Once your initial size up is complete move on to the next section.

Strategic Considerations

Strategy is most often defined as ‘the plan of action or policy designed to achieve a major or overall aim,’ or ‘the art and science of command exercised to meet the enemy in combat in advantageous conditions.’

Applied to the fire service we look at strategy as utilizing our available intelligence to create overall goals and aims for our developing plan on combating the incident that lies before us.

Pre incident intelligence, departmental policy, available resources and personnel, combined with incident size up, will drive the decisions we make and the overall strategy that we will employ to conduct our operation.

In this section, we look for the firefighter to outline the factors present that will drive the overall strategy they will chose to utilize on the incident presented. They should also include what that strategy will be.

Tactical Objectives

If strategy is the overall plan, tactics are the actions that are required to carry that plan out. They are the deployments of companies in an organized way with the expectation that they will carry out individual actions that will cumulatively drive the operation toward achieving the overall goals outlined in the incident strategy.

Applied to the fire service, if our overall strategy is offensive fire attack based on rescuing trapped occupants, holding the fire to its current location, and extinguishment, we might see tactics like vent enter search, aggressive interior attack and vertical ventilation.

If our overall strategy is defensive based on preventing spread to exposures and overall extinguishment of a well-advanced fire, we might see tactics like utilization of aerial and engine company master streams and flowing from ground-based monitors.

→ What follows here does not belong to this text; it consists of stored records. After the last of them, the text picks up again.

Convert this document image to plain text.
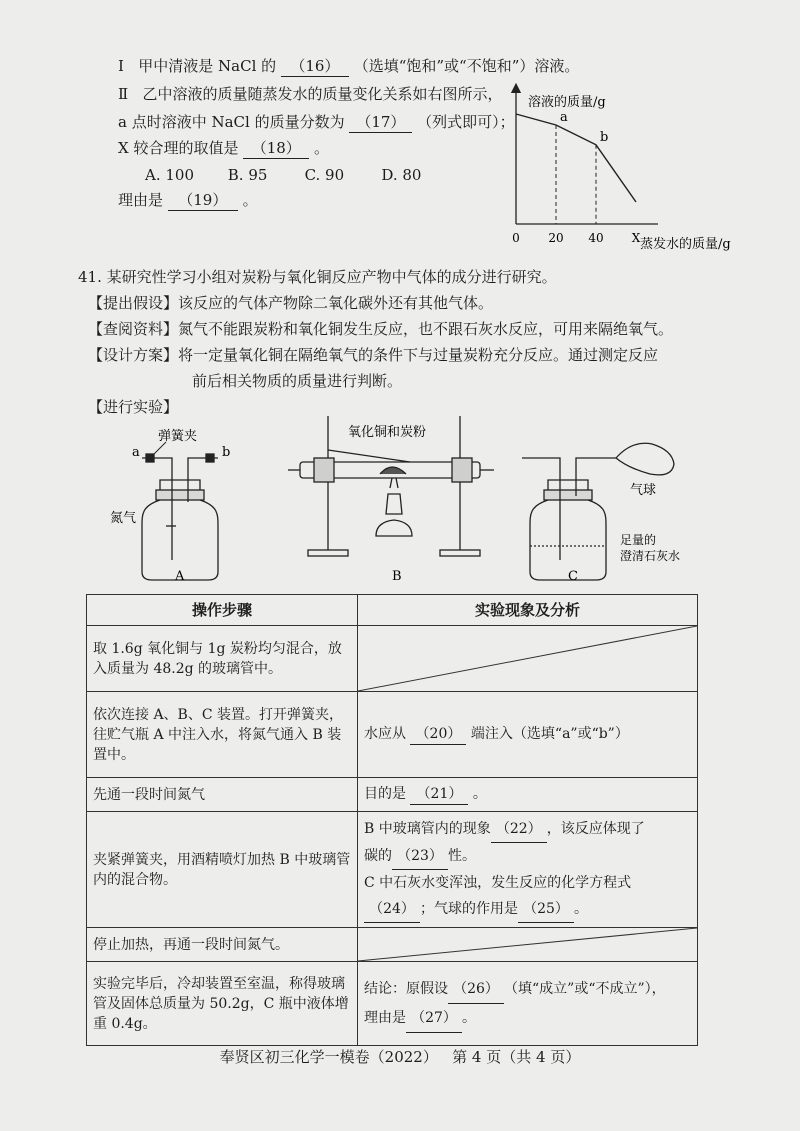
Ⅰ 甲中清液是 NaCl 的 （16） （选填“饱和”或“不饱和”）溶液。
Ⅱ 乙中溶液的质量随蒸发水的质量变化关系如右图所示，
a 点时溶液中 NaCl 的质量分数为 （17） （列式即可）；
X 较合理的取值是 （18） 。
A. 100 B. 95 C. 90 D. 80
理由是 （19） 。
溶液的质量/g
蒸发水的质量/g
a
b
0 20 40 X
41. 某研究性学习小组对炭粉与氧化铜反应产物中气体的成分进行研究。
【提出假设】该反应的气体产物除二氧化碳外还有其他气体。
【查阅资料】氮气不能跟炭粉和氧化铜发生反应，也不跟石灰水反应，可用来隔绝氧气。
【设计方案】将一定量氧化铜在隔绝氧气的条件下与过量炭粉充分反应。通过测定反应
前后相关物质的质量进行判断。
【进行实验】
弹簧夹
a	b
氮气
A
氧化铜和炭粉
B
气球
足量的
澄清石灰水
C
操作步骤	实验现象及分析
取 1.6g 氧化铜与 1g 炭粉均匀混合，放入质量为 48.2g 的玻璃管中。	

依次连接 A、B、C 装置。打开弹簧夹，往贮气瓶 A 中注入水，将氮气通入 B 装置中。	水应从 （20） 端注入（选填“a”或“b”）
先通一段时间氮气	目的是 （21） 。
夹紧弹簧夹，用酒精喷灯加热 B 中玻璃管内的混合物。	B 中玻璃管内的现象 （22） ，该反应体现了
碳的 （23） 性。
C 中石灰水变浑浊，发生反应的化学方程式
（24） ；气球的作用是 （25） 。

停止加热，再通一段时间氮气。	

实验完毕后，冷却装置至室温，称得玻璃管及固体总质量为 50.2g，C 瓶中液体增重 0.4g。	结论：原假设 （26） （填“成立”或“不成立”），
理由是 （27） 。
奉贤区初三化学一模卷（2022） 第 4 页（共 4 页）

Our tactical objectives should outline the tactics to be use by the companies to collectively carry out the mission laid out by the overall incident strategy.

Company Level Tasks

After establishing the overall strategy and the tactics needed to carry out that strategy, the sheet begins to focus in on the company level tasks needed to bring this plan to life. It looks at what tasks and skills the firefighters on each company are expected to carry out as part of this operation.

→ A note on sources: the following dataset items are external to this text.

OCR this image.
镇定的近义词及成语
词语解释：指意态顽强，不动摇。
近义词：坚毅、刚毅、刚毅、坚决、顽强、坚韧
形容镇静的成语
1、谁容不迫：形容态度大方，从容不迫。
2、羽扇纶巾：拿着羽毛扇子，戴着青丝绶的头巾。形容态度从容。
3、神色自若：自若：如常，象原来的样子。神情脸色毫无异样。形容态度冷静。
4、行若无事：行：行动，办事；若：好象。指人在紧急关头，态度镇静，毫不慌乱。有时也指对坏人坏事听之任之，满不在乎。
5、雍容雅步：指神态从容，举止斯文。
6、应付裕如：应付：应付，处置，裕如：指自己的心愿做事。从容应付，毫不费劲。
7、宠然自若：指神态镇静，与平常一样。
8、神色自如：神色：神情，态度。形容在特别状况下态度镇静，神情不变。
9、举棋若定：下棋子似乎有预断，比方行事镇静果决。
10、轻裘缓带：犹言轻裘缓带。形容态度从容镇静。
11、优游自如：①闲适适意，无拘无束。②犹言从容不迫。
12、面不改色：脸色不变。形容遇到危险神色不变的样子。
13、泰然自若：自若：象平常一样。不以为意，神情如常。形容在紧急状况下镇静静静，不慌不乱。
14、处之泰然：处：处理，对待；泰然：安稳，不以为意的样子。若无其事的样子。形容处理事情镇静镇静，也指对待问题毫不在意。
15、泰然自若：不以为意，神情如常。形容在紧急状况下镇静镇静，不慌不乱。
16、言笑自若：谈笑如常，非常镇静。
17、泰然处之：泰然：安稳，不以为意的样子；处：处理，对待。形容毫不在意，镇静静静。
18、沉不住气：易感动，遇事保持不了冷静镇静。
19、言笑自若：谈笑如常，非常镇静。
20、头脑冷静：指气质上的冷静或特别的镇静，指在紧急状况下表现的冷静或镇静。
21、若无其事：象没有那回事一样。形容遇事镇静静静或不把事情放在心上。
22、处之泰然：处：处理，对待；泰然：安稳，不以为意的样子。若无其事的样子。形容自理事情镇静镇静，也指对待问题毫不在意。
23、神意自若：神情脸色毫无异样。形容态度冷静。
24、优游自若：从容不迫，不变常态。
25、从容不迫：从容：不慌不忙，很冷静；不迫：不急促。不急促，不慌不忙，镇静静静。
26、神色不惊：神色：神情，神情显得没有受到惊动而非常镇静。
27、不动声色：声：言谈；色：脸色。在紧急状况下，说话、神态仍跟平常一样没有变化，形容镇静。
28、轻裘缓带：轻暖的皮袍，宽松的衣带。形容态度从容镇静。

The instructions in this section are simple, explain the specific actions of the companies / positions listed.

Because our initial tactical box is made up of two engine and two truck companies, the form that I use lists the companies as first in engine, first in truck, second in engine and second in truck. Obviously, you can modify this to fit your individual department’s response model.

The expectation here is that the firefighter lists the actions and task level skills that the company must carry out to meet their assigned tactical objectives.

Command Considerations

This is the last section on the form and is really designed to get the firefighter completing the sheet to think about the things that the incident commander is considering during the operations.

As I mentioned previously, you can complete
this form from your perspective or from the perspective of someone in another position. Either way, this section asks the firefighter or company officer to think about the incident from the perspective of the incident commander.

Hopefully, it will begin to spur some thought on the strategic and tactical decisions leading up to the assignment of the task level skills that they carry out during an operation.

Conclusion

The design of this exercise and sheet sets out to address two basic concepts for those who are completing it. First is the consideration of how we arrive at the plan for a particular incident and secondly to create an opportunity for thought and discussion on what others are doing on the fire ground.

My hope here is that we start to think about the incident from different perspectives and levels, and in turn further develop and hone our personal incident clocks and tactical discipline models we chose to employ.

It’s designed to be a basic tool to start the process, get people thinking and a discussion going, and be a tool that can be expanded upon with a variety of other training opportunities.

Hopefully, you find it helpful and will adapt it to best benefit your situation, department and personnel.